Generations of New Zealanders have lived by the 'Go big or go home' attitude.

In 1908 the government passed an Act that authorised large-scale drainage of wetlands. That was followed by the provision of government incentives to make sure any soggy land was cleared and 'put to better use.'

In later decades, successive governments encouraged the felling of native forests to make way for further sheep and beef farming, which, let's be fair, did hugely help with our bounce back from both world wars, and provided lavish subsidies to boost livestock numbers and to keep fertiliser cheap.

"What the government and markets encourage one day may be something that very soon we're all pouring resources into trying to find solutions to fix."

After the '80s, the sudden removal of subsidies forced farmers to be more productive and efficient, and encouraged them to chase the highest-value land use. Dairy turned from being farming's poor cousin to a boom industry. Mass conversions followed, with dairy literally providing the butter to our bread.


During that time, towns and suburbs expanded on to fertile soils, with expanding suburbia pushing horticulture and farming further out from local markets and away from the urban consciousness.

But isn't hindsight great? We now know New Zealand has suffered extreme loss of biodiversity, and some of our best soils are lost to lifestyle blocks and suburban sprawl.

It is today's farmers and land-owners who are tasked with turning this around.
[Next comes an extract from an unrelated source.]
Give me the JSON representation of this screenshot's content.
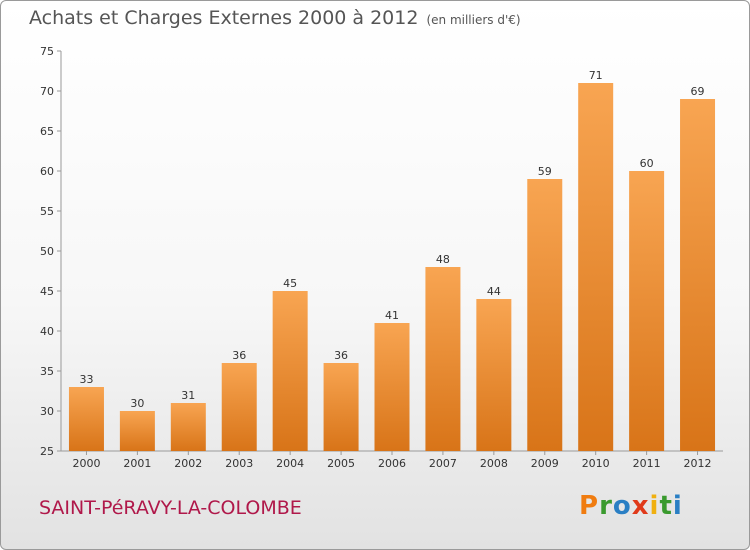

Today's farming practices are very different from those many of us grew up with. We know not every dairy conversion has been in 'the right place,' and if we're honest, the same can probably be said for some irrigation.

So what can tourism and forestry learn from all of this? Do we need a bit more foresight when it comes to envisaging how we want to be in 20 years, or 50 years?

Shane Jones wants a billion trees planted. Right tree, right place, is crucial to this. We need to learn from the massive damage caused by forestry slash in Gisborne and elsewhere; we need to make sure forestry isn't put on to our most productive soils.

The primary industries are frequently told that tourism is New Zealand's current 'boom.'

But while our economy reaps the rewards, the dark side of that can also be seen in the regions. We are not just doing 'tourism,' we are supercharging it, and it's putting a big strain on our local infrastructure, and consequently ratepayers.


Freedom camping and its associated issues are well known — too many of our farmers have to deal with litter, human waste, trespassers, blocked gates and more. We are also changing and expanding some of most beautiful places to entice the tourist dollar.

Our next 'boom' industries can learn from the lessons those of us in the farming sectors have been through. What the government and markets encourage one day may be something that very soon we're all pouring resources into trying to find solutions to fix.